The Bag Means Your Mind

A delightful mix of insightful comments and ignorant assumptions about screenwriting... and such.

Thursday, April 13, 2006


After much consternation and gnashing of teeth, I am finally about to type those immortal words: "FADE IN."* I've been outlining/sketching/doodling for months on my football script, and I'm going to try and fire out a draft as quickly as I can.

With each new script I write, I try something a little different. This time I tried to get the story as concrete as possible before starting. This will, hopefully, facilitate the writing process so that I'm not staring at a blinking cursor wondering if my main character is a super model or a homosexual Samoan. The down side is that you feel unproductive and worthless and not very writer-like for a long, long time. All I have to show for it right now is a bloated Keynote file (that program rocks by the way). That is about to change my excellent friends.

Now the key is to see how long it actually takes me to bang out this draft and finally see for myself just how misplanned and ill-expressed my ideas actually are. Bonus!

*Well, I won't actually type it as it is one of those drop down do-jiggy thingies in Movie Magic that purportedly saves me oodles of time (5 minutes over 30 years).


  • At 10:16 PM, Blogger Systemaddict said…

    Hey mate...

    Interesting, I just went sorta through the same thing. Weeks of outlines and notes...something I don't do.

    Took me 6 weeks to bang out the script...2 weeks behind my goal (though I keep a full time job as well as meh)

    The script I wrote before that- came up with the idea while at work...came home and began...was finished in 8 days. Seems I'm faster just winging it and going with inspiration. That being's a lot easier to provide a producer with your own notes than trying to explain what you were thinking at the time imho.

    PS...haven't been on xlive in a few weeks...but I will add you when I'm on next. nristen is my screen name...cheers

  • At 8:26 AM, Blogger Thomas Crymes said…

    8 Days. Wow!

    I can't even begin to imagine being able to just have a story flow out as a complete movie in that time span.

    How did you ever get through act II?

  • At 10:37 PM, Blogger Patrick J. Rodio said…

    Don't announce it, man, just freakin' write it!

  • At 2:41 AM, Blogger Thomas Crymes said…

    Actually, I'm putting myself on public notice. The writing has begun.

  • At 3:51 AM, Blogger Systemaddict said…

    Act II was not the issue. The issue was actually making sure act III explained everything and tied everything in Acts I & II...

    When I get an idea i'm high on...I can just soak up the whole world within it. Sometimes it works, sometimes not...

    Anyway, good luck, let us know how it goes.
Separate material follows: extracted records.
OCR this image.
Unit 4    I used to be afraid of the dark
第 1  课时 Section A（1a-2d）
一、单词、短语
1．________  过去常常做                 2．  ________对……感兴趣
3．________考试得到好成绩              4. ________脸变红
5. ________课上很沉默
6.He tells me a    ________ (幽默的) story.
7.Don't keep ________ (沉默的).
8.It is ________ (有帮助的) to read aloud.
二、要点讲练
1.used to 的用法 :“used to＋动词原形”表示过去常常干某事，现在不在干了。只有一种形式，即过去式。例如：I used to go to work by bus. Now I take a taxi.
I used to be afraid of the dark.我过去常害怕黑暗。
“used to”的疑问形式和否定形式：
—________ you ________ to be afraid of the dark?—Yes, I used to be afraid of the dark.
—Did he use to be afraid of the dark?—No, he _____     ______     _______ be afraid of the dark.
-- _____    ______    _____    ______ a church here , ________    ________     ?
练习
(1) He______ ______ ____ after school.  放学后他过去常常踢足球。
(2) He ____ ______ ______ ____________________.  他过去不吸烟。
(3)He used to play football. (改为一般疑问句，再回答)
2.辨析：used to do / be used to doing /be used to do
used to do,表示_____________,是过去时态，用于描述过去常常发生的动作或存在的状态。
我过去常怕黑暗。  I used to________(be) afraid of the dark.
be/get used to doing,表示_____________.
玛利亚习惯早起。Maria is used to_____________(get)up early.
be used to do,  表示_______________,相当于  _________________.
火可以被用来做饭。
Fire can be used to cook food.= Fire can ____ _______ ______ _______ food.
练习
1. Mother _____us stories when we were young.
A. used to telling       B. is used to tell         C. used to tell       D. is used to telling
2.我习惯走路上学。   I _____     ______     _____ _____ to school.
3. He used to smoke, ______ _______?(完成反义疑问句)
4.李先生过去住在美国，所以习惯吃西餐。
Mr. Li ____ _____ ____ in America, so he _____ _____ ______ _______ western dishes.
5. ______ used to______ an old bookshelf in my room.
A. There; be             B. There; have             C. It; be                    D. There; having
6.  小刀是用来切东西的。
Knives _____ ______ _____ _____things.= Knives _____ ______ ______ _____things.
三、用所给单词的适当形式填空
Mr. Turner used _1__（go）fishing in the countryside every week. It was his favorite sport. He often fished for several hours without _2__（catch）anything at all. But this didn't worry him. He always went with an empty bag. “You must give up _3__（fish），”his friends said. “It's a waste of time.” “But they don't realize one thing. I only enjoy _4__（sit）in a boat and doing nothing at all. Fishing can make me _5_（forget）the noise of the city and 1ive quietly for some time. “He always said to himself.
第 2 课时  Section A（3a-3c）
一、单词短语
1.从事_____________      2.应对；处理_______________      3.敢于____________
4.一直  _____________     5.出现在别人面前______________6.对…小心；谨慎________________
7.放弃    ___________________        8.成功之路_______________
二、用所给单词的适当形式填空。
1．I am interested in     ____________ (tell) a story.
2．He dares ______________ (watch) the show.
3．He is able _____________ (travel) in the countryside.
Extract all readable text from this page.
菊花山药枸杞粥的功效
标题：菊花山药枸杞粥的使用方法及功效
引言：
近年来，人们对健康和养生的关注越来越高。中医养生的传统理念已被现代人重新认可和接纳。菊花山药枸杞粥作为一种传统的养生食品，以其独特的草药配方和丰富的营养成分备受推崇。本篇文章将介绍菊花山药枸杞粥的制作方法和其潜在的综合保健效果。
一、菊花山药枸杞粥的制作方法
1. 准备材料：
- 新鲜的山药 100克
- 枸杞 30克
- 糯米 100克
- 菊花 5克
  • At 1:44 PM, Blogger Brett said…

    I think the key is to make sure you have so much creative pressure backed up that you finally reach the point where you simply cannot do anything else BUT write-- shake the soda can till both ends start to bulge out like some hellish aluminum skinned bratwurst, and then hand it to your little brother.

    "Here ya go."


    Ten and fifteen page sessions at teh keyboard are not a major event once the story is clear in your head and you've got all the connections mapped out. I usually spend a lot longer on a re-write than an initial draft (and I have yet to have anything taken seriously, either, but I'm holding fast to the notion that these two facts are utterly unrelated...).

    Paul Schrader knocked out TAXI DRIVER in something like a long weekend. I once finished the final forty pages of a script in a 30-hour binge where I was in some sort of weird fugue state.

    Don't think -- just write.

    PS-- but seriously-- this is the football script? Dude! I thought that was DONE! ;-)

  • At 2:05 PM, Blogger Thomas Crymes said…

    Yeah, the football script. I've been toiling for a long while now.

    I'm hoping the resulting mess that comes out the other end is more indicative of a 2nd revision than a 1st draft. We'll see.